Well, the line can be applied to marriage by analogy. "A lifetime's death in love" can be seen as describing the total sacrifice of one's own will and desires to the well-being of one's spouse, which is the Christian ideal of the married state, and the means by which we can find sanctification through the married state.

St. Paul has much to say regarding this, the dying to the self. And he compares the relationship of husband and wife to that of Christ and His bride, the Church, for whom Christ laid down His life.

We need to remember that poetry, and especially very great poetry, has many levels of meaning.

In XC,
Alec

Patrick Walsh
17-12-2005, 03:52 AM
Olympiades Greetings

I used Plato's Cave to illustrate my frustration at trying to understand what Orthodoxy is about. I converted about five years ago, and I am cradle Lutheran and an ex-Buddhist monk. I found Protestant beliefs to be superficial and totally lacking in amy spiritual depth. I found a great ocean, vaster than the mind can rationally grasp in Buddhism. But Buddhism is not a spiritual path to salvation, but rather to extinction. It even professes this in its' notion of nirvana. However, that is another subject entirely.

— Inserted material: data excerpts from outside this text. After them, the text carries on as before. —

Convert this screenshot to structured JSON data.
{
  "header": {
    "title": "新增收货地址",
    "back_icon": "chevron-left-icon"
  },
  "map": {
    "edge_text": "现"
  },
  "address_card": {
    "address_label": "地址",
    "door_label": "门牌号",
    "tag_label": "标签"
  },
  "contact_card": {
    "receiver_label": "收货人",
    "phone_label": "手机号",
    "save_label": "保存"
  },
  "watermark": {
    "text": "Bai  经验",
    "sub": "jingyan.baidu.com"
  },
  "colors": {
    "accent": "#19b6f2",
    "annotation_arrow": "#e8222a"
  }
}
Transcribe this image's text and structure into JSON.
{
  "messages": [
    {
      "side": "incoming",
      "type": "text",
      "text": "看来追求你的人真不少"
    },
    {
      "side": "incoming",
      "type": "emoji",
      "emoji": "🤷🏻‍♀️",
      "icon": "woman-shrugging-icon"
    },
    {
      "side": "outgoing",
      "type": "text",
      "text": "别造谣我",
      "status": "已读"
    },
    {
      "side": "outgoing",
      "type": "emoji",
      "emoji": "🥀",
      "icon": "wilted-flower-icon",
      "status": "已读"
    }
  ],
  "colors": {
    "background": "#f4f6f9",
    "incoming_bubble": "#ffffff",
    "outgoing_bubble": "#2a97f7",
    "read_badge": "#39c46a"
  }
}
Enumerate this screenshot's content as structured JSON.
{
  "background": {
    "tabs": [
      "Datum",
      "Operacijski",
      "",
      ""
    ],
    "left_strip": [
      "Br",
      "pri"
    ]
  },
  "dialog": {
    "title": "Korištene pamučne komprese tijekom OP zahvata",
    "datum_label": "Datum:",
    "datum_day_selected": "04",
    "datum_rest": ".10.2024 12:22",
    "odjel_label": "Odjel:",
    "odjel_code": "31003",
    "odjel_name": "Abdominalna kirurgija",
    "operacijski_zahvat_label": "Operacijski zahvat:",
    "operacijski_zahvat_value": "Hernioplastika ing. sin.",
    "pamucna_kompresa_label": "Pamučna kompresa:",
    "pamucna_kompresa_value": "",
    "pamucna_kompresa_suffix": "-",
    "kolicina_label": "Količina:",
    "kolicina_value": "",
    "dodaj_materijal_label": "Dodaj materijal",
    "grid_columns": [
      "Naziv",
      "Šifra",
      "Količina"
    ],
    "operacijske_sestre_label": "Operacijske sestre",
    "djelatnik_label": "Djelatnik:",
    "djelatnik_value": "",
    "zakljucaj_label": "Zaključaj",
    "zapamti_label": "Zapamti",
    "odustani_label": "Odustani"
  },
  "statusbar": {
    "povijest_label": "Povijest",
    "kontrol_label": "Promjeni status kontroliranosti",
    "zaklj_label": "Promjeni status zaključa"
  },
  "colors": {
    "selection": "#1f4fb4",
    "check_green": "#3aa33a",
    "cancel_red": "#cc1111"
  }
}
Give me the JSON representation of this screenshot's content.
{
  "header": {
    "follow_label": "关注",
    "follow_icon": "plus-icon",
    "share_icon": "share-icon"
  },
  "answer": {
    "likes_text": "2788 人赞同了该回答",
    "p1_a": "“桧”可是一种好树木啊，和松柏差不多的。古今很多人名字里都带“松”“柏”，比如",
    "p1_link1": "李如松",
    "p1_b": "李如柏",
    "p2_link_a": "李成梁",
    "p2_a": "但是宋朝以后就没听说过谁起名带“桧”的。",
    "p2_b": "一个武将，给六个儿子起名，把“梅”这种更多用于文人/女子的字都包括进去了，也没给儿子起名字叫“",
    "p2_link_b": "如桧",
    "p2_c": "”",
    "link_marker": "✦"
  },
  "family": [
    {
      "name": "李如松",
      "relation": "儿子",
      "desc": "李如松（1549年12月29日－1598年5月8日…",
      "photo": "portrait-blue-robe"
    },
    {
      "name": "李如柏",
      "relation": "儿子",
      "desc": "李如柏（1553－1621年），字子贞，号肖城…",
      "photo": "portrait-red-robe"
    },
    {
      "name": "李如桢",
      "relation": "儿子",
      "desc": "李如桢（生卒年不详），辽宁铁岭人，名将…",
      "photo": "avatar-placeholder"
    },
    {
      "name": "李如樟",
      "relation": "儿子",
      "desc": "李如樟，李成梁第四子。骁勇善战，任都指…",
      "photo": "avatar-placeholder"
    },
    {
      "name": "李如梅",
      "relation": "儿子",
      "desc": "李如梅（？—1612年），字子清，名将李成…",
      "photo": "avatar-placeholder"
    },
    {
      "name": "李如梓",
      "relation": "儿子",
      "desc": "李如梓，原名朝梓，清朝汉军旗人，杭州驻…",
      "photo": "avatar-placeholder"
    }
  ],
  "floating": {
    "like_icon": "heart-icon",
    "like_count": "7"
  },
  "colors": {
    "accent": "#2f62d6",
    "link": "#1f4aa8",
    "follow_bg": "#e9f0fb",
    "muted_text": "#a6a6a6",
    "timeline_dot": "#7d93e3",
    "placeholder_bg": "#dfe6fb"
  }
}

I am in the Orthodox Church now by the Grace of God. I am struggling to establish myself in Christian modes of thinking. Many times I find myself thinking in one way, and then learning that this is not the Orthodox way of thinking at all, but a worldly one. No great spiritually profound issues, but rather the simple, and the mundane day-to-day things of life give me the most problems.

Patrick

Byron Jack Gaist
19-12-2005, 11:08 AM
Dear Patrick,

You wrote


I am struggling to establish myself in Christian modes of thinking. Many times I find myself thinking in one way, and then learning that this is not the Orthodox way of thinking at all, but a worldly one. No great spiritually profound issues, but rather the simple, and the mundane day-to-day things of life give me the most problems.

I don't know if it's any consolation to you, but this problem is shared by many who may be described as "cradle Orthodox". We're all trying to work out our salvation in fear and trembling, and our "phronema" is constantly being compromised by the unchristian world-views being touted by the mass media and our daily experiences in society. This I guess, for me links also the subject of obedience and responsibility, since to be truly obedient to God's Will is surely the supreme act of personal responsibility, and that implies struggle through prayerful discernment. Saints are pretty good at that I'm told, but more ordinary Joes like yours truly have to rely on the advice of the Church and their spiritual father to make it through the confusion!

In Christ
Byron

Alec Lowly
20-12-2005, 12:35 AM
" ... to be truly obedient to God's Will is surely the supreme act of personal responsibility,"

That's wonderfully put, Byron, and articulates a finely nuanced understanding of the relationship between Christian obedience and personal responsibility.